From an expert witness statement prepared by Stephen Green for Raj Bhachoo
in the Camberwell Green Magistrates Court 7th March 2012
3 STONEWALL INSULT THEIR OPPONENTS
The Stonewall Awards have been running since 2006. They purpose to honour people who have advanced Stonewall’s pro-homosexual agenda in some way. They include categories such as:
Publication of the Year, Politician of the Year, Writer of the Year, Journalist of the Year, Broadcast of the Year, Community Group of the Year, Entertainer of the Year and Hero of the Year.
At the first Stonewall Awards, the broadcaster Chris Moyles was insulted by ‘winning’ an award called ‘Bully of the Year’ for real or imagined slights against homosexuals.
In 2007, this anti-award was renamed ‘Bigot of the Year’ and a shortlist was presented to Stonewall members to vote upon. It was ‘won’ by the Rt Rev Anthony Priddis, Bishop of Hereford, for opposing the appointment of a homosexual man as a youth officer in his diocese.
In 2008, Northern Ireland politician Iris Robinson was called ‘Bigot of the Year’, whilst in 2009 the insult went to journalist Jan Moir for a piece critical of the lifestyle of the late singer Stephen Gateley.
Another politician ‘won’ the award in 2010, Chris Grayling MP, after he suggested that hoteliers should have the right to decide that a homosexual couple could not share a double bed in an establishment which was the hoteliers’ own home.
With ‘Bigot of the year’ Stonewall show the intent to insult, humiliate and browbeat people in public life, and to engender an atmosphere in which public figures are intimidated into keeping their reservations about homosexuality to themselves.
The ‘Bigot’ award often has a short-list and Stonewall supporters are invited to vote upon it. In 2008, the shortlist included the Earl of Devon, who decided not to allow weddings at Powderham Castle because he had a moral objection to civil partnership celebrations, the Heinz company, for withdrawing and advertisement in which two men were seen kissing, Lillian Ladele, an Islington registrar who refused to perform civil partnerships because of her conscientious objection to same-sex unions, and the Bishop of Motherwell, who said homosexuals use the Holocaust to get sympathy.

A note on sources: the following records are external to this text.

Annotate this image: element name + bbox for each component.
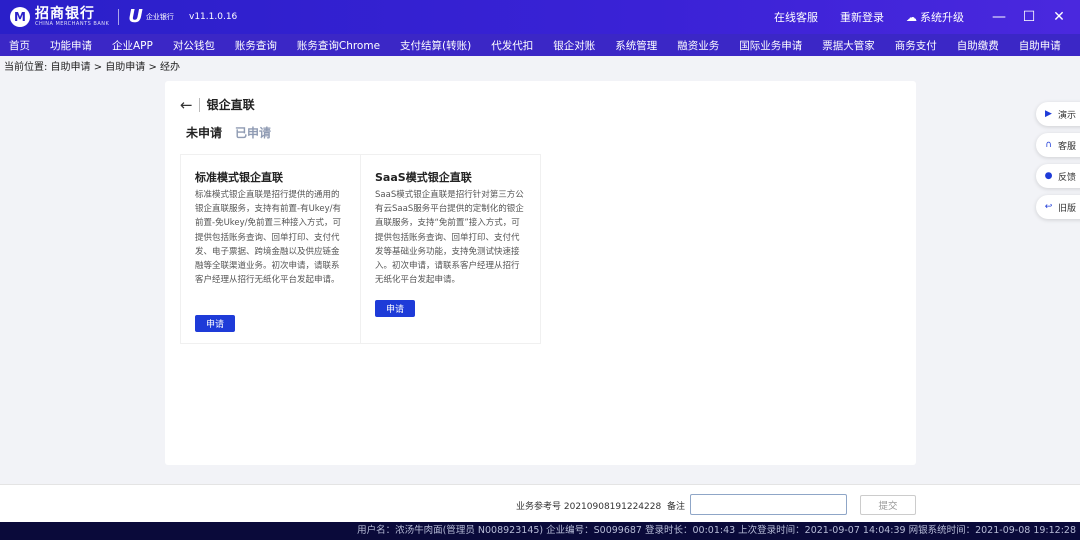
product-title: 标准模式银企直联: [195, 171, 283, 184]
system-upgrade-label: 系统升级: [920, 11, 964, 24]
minimize-icon[interactable]: —: [990, 9, 1008, 25]
submit-bar: 业务参考号 20210908191224228 备注 提交: [0, 484, 1080, 522]
menu-self-payment[interactable]: 自助缴费: [957, 38, 999, 53]
remark-label: 备注: [667, 502, 686, 512]
bank-name: 招商银行: [35, 5, 95, 22]
corporate-bank-icon: U: [128, 6, 143, 27]
apply-status-tabs: 未申请 已申请: [186, 124, 271, 141]
return-icon: ↩: [1044, 202, 1053, 212]
page-title: 银企直联: [206, 98, 255, 112]
remark-input[interactable]: [690, 494, 847, 515]
tab-not-applied[interactable]: 未申请: [186, 124, 222, 141]
main-menu: 首页 功能申请 企业APP 对公钱包 账务查询 账务查询Chrome 支付结算(…: [0, 34, 1080, 56]
cloud-upload-icon: ☁: [906, 10, 917, 24]
side-demo-button[interactable]: ▶ 演示: [1036, 102, 1080, 126]
apply-button-saas[interactable]: 申请: [375, 300, 415, 317]
menu-account-query-chrome[interactable]: 账务查询Chrome: [297, 38, 380, 53]
corporate-bank-logo: U 企业银行: [128, 6, 174, 27]
maximize-icon[interactable]: ☐: [1020, 9, 1038, 25]
tab-applied[interactable]: 已申请: [235, 124, 271, 141]
bank-name-en: CHINA MERCHANTS BANK: [35, 20, 110, 27]
relogin-link[interactable]: 重新登录: [840, 9, 884, 25]
play-icon: ▶: [1045, 109, 1052, 119]
menu-payroll[interactable]: 代发代扣: [491, 38, 533, 53]
product-description: SaaS模式银企直联是招行针对第三方公有云SaaS服务平台提供的定制化的银企直联…: [375, 190, 524, 286]
online-service-link[interactable]: 在线客服: [774, 9, 818, 25]
menu-function-apply[interactable]: 功能申请: [50, 38, 92, 53]
menu-home[interactable]: 首页: [9, 38, 30, 53]
headset-icon: ∩: [1045, 140, 1052, 150]
apply-button-standard[interactable]: 申请: [195, 315, 235, 332]
submit-button[interactable]: 提交: [860, 495, 916, 515]
title-bar: M 招商银行 CHINA MERCHANTS BANK U 企业银行 v11.1…: [0, 0, 1080, 34]
menu-corporate-wallet[interactable]: 对公钱包: [173, 38, 215, 53]
side-old-version-button[interactable]: ↩ 旧版: [1036, 195, 1080, 219]
page-header: ← 银企直联: [180, 96, 255, 113]
menu-bill-manager[interactable]: 票据大管家: [822, 38, 875, 53]
side-service-label: 客服: [1058, 141, 1077, 152]
product-description: 标准模式银企直联是招行提供的通用的银企直联服务，支持有前置-有Ukey/有前置-…: [195, 190, 342, 286]
logo-divider: [118, 9, 120, 25]
breadcrumb: 当前位置: 自助申请 > 自助申请 > 经办: [4, 62, 181, 73]
menu-international[interactable]: 国际业务申请: [739, 38, 802, 53]
side-feedback-label: 反馈: [1058, 172, 1077, 183]
close-icon[interactable]: ✕: [1050, 9, 1068, 25]
menu-financing[interactable]: 融资业务: [677, 38, 719, 53]
menu-payment-transfer[interactable]: 支付结算(转账): [400, 38, 471, 53]
product-title: SaaS模式银企直联: [375, 171, 472, 184]
corporate-bank-label: 企业银行: [145, 13, 174, 21]
menu-bank-reconciliation[interactable]: 银企对账: [553, 38, 595, 53]
side-feedback-button[interactable]: ● 反馈: [1036, 164, 1080, 188]
product-card-saas: SaaS模式银企直联 SaaS模式银企直联是招行针对第三方公有云SaaS服务平台…: [360, 154, 541, 344]
cmb-logo-icon: M: [10, 7, 30, 27]
business-reference-number: 业务参考号 20210908191224228: [516, 502, 662, 512]
product-card-standard: 标准模式银企直联 标准模式银企直联是招行提供的通用的银企直联服务，支持有前置-有…: [180, 154, 361, 344]
app-version: v11.1.0.16: [189, 12, 238, 22]
status-bar: 用户名：浓汤牛肉面(管理员 N008923145) 企业编号：S0099687 …: [0, 522, 1080, 540]
bank-logo: M 招商银行 CHINA MERCHANTS BANK U 企业银行: [10, 7, 174, 27]
side-old-version-label: 旧版: [1058, 203, 1077, 214]
menu-system-management[interactable]: 系统管理: [615, 38, 657, 53]
main-panel: ← 银企直联 未申请 已申请 标准模式银企直联 标准模式银企直联是招行提供的通用…: [165, 81, 916, 465]
system-upgrade-link[interactable]: ☁ 系统升级: [906, 9, 964, 25]
feedback-icon: ●: [1044, 171, 1053, 181]
side-demo-label: 演示: [1058, 110, 1077, 121]
side-service-button[interactable]: ∩ 客服: [1036, 133, 1080, 157]
back-arrow-icon[interactable]: ←: [180, 97, 193, 112]
menu-business-payment[interactable]: 商务支付: [895, 38, 937, 53]
menu-self-apply[interactable]: 自助申请: [1019, 38, 1061, 53]
menu-account-query[interactable]: 账务查询: [235, 38, 277, 53]
header-divider: [198, 97, 200, 112]
menu-enterprise-app[interactable]: 企业APP: [112, 38, 153, 53]
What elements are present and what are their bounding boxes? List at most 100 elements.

The 2010 shortlist included author Frederick Forsyth, A.A. Gill of The Sunday Times, Rt Rev Arthur Roche, the Roman Catholic Archbishop of Leeds and hotelier Susanne Wilkinson.
In 2011, the ‘Bigot of the Year’ award shortlistincluded respected journalist Melanie Phillips, who was ‘awarded’ the title, Scottish entrepreneur Sir Brian Souter, Bishop Arthur Roche again, Bill Walker, MSP and myself. Naturally, none of those listed was invited to the Stonewall awards dinner, which was sponsored by the Nationwide Building Society.
Although I was offended to be insulted in such a way, the last thing I would have done was to report Stonewall to the police. I am grown-up enough to realise that people are allowed to hold contrary opinions to mine and that this nation safeguards the right to freedom of expression. Instead, I took the line that to be called a ‘bigot’ by Stonewall should be regarded as a badge of honour.